Avran LeFeber, one of two clerks cited in the incident, was convicted of the misdemeanor charge in a written ruling penned by County Judge Edward Casias that was entered into court record Dec. 7. A sentence in the case has not yet been determined.
On Aug. 30, 2019, Ward was driving on Highway 9 near Blue River when she swerved into oncoming traffic and caused a head-on collision with another vehicle. Benjamin Mitton, 41, and Nichole Gough, 43, were killed in the crash.
Ward pleaded guilty to two counts of vehicular homicide DUI and was sentenced to 16 years in prison in June.
On the day of the crash, Ward was drinking at the Breckenridge Golf Course before driving to Breckenridge Market and Liquor, where she purchased beer and tequila from LeFeber and his coworker, Cody Moral. The alcohol the clerks sold Ward was found unopened in her car after the crash and wasn’t a contributing factor in Ward’s drunken driving. But an investigation by the Department of Revenue’s Liquor Enforcement Division determined that the clerks likely knew Ward was inebriated at the time of the sale.
Officials held an untraditional court trial for LeFeber’s case last month that was largely reliant on surveillance footage captured inside the liquor store on the day of the crash and witness statements collected during the investigation.
The footage shows Ward enter the store, pick out her items and make her way over to the register. Ward had a brief interaction with LeFeber and Moral, in which the clerks took the cash out of her hand to make appropriate change and gave it back to her.
There was no audio attached to the footage, but an eyewitness inside the store at the same time as Ward told investigators the employees made multiple offers to drive Ward home. The witness also said she believed Ward was drunk at the time.
LeFeber was the only individual to testify during the trial. He said Ward wasn’t exhibiting any signs of being drunk at the time and that he offered to drive her home because she was complaining about being tired after a day of golfing in the sun. He also noted that he would frequently help customers with their cash or credit cards to help keep the line moving at the store.
Casias wasn’t swayed by LeFeber’s testimony.
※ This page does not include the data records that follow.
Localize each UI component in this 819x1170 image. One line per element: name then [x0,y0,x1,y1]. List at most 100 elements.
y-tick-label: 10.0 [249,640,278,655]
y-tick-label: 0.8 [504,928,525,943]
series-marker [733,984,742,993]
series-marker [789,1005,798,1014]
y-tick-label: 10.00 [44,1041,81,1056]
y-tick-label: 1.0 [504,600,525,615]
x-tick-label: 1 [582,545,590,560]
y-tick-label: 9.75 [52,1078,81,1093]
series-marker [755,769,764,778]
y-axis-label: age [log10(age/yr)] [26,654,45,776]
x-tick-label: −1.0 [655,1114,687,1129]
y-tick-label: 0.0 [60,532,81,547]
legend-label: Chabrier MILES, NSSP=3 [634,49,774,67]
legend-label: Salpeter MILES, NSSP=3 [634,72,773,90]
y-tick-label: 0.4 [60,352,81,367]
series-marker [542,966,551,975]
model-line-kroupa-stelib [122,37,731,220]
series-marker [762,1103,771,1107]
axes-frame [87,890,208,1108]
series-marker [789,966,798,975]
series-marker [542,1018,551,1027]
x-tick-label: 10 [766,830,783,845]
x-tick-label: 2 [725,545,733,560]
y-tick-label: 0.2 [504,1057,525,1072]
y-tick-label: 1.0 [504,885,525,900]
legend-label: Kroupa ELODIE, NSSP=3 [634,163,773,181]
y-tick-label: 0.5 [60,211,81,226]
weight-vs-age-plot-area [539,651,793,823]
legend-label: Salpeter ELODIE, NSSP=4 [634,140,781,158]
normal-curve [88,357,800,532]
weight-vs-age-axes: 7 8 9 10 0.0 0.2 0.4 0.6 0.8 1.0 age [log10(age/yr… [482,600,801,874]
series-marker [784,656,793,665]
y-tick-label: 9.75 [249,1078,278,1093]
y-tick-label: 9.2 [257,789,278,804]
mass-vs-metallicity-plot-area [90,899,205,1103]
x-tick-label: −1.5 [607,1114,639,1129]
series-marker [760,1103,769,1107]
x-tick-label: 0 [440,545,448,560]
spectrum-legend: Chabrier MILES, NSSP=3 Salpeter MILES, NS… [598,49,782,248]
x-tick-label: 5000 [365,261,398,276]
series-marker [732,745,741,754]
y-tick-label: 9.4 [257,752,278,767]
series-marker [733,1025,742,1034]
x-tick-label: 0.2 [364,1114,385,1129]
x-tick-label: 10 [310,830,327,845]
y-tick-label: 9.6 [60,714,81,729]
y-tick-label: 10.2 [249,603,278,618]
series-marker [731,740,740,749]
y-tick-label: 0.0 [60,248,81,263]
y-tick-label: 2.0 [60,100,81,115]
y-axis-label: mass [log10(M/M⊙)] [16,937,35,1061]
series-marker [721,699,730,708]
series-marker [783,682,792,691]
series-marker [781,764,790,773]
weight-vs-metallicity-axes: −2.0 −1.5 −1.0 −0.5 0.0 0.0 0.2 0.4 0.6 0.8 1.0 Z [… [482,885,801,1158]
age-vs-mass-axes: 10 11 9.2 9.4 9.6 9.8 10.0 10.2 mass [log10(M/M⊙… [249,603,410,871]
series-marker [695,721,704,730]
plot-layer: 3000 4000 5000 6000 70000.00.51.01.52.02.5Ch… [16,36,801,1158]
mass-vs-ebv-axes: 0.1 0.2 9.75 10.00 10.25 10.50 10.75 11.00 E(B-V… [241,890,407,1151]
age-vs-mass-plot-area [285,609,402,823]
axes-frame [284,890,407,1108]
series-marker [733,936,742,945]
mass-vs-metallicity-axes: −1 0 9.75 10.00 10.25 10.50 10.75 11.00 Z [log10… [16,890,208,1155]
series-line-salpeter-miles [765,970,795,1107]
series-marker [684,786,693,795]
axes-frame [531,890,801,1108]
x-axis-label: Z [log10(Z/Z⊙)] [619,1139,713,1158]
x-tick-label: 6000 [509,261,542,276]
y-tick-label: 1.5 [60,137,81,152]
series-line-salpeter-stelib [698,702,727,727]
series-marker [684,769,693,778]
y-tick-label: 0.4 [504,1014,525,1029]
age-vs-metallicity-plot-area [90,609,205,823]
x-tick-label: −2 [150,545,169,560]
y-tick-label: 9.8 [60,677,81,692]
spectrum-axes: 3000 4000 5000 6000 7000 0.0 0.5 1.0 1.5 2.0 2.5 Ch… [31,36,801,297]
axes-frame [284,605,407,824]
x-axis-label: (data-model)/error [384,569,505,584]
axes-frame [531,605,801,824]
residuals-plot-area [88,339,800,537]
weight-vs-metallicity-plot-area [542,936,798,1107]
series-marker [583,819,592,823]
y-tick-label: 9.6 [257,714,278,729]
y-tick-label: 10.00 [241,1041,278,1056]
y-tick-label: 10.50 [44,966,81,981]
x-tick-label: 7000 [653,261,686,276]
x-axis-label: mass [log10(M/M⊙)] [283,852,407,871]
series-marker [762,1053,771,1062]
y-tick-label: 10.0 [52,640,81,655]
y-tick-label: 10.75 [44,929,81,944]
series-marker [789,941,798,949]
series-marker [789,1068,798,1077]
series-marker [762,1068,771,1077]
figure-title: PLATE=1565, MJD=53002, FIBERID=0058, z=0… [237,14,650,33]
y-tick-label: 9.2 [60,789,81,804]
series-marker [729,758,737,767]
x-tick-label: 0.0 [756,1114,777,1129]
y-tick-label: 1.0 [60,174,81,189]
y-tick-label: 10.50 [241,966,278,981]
In his written ruling, Casias said he felt prosecutors had conveyed beyond a reasonable doubt that LeFeber and Moral knowingly served a visibly intoxicated person.
Among the more notable segments of the ruling, Casias openly doubted that Ward, who was a professional server at the time of the crash, would be unable to handle her own money unless inebriated.
“Her inability to determine what bills she needed to pay for her purchases shows a diminished capacity,” Casias wrote. “… Ward’s time in the sun and golfing could cause her to be tired, but it is difficult to believe such tiredness would cause her to be unable to determine what bill should be used to pay for her purchases.”
Casias’ ruling also pointed to statements taken immediately following the crash from law enforcement and emergency medical personnel, who reported a strong smell of alcohol while interacting with Ward.
“Experience in life would indicate the odor of alcohol was present during the interaction between Mr. LeFeber, Mr. Moral and Ms. Ward,” Casias wrote. “Such an odor would not magically manifest 15 minutes after she left the store. The finder of fact believes this is one of the major reasons the offer for the ride was offered.”
Of note, Moral was scheduled for a single-day court trial Tuesday, Dec. 8, but the hearing was postponed.
A sentencing hearing on LeFeber’s case has yet to be set.